Corporate Greenwashing

Corporate Greenwashing

“Greenwashing is the practice of making an unsubstantiated or misleading claim about the environmental benefits of a product, service, technology or company practice”.

Emails, text notifications, online downloads are all digital methods of communicating with customers that have replaced the more traditional form of communicating with paper.

Communications such as invoices, statements, newsletters, cheques and appointment reminders are examples of paper you may have received in your mailbox in the past but now pop up in your smartphone inbox.

Many companies position this transition to digital as paperless and further, that they are acting in an environmentally friendly way. On the surface this may seem accurate, but the folks over at “Two Sides North America”, a non-profit organization of graphic communications industry members, take issue with this corporate Greenwashing.
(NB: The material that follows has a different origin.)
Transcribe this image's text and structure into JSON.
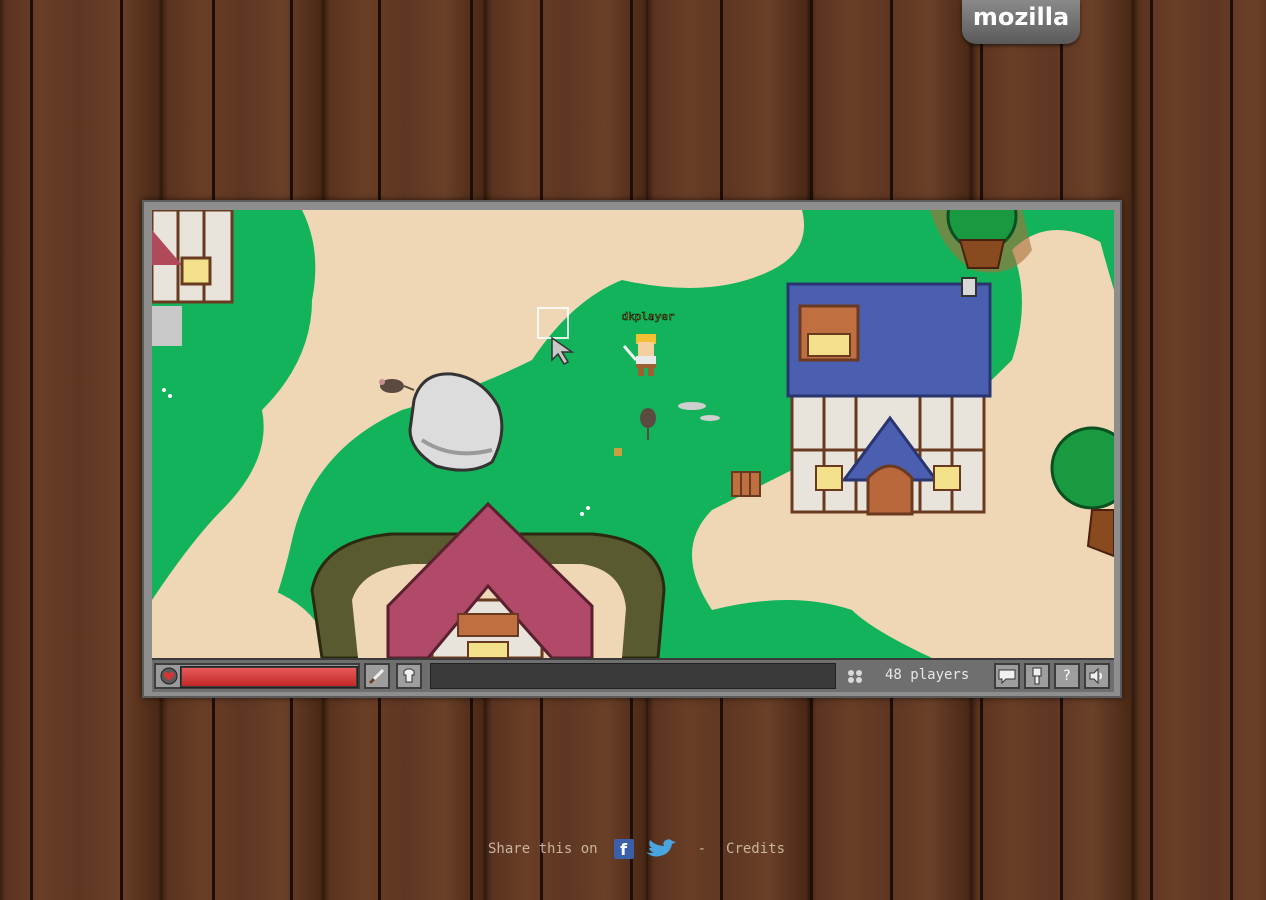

In most cases, company claims of going paperless and saving the environment are all unsubstantiated. Two Sides North America would prefer that companies be forthcoming with their claims – by indicating that digital communications are more convenient and more efficient – and that they drop the “save the environment – go paperless” claim.

(Read more about the Two Sides anti-greenwashing campaign).

Greenwashing can make a company appear to be more environmentally-friendly than it really is. It can also be used (improperly) to differentiate a company’s products or services from its competitors by promising more efficient use of power or by being more cost-effective over time.

We get to work on a wide variety of both digital and print-based communications for our clients. Some of these communications are more suited to print and others work better in a digital format. Some clients are interested in using both forms of communication to increase the possibility for success of their results-driven campaigns.

Regardless of which path is taken, we use a strategy first approach with all of our projects, and that process would never consider/use a solution that incorporates greenwash-messaging of any kind.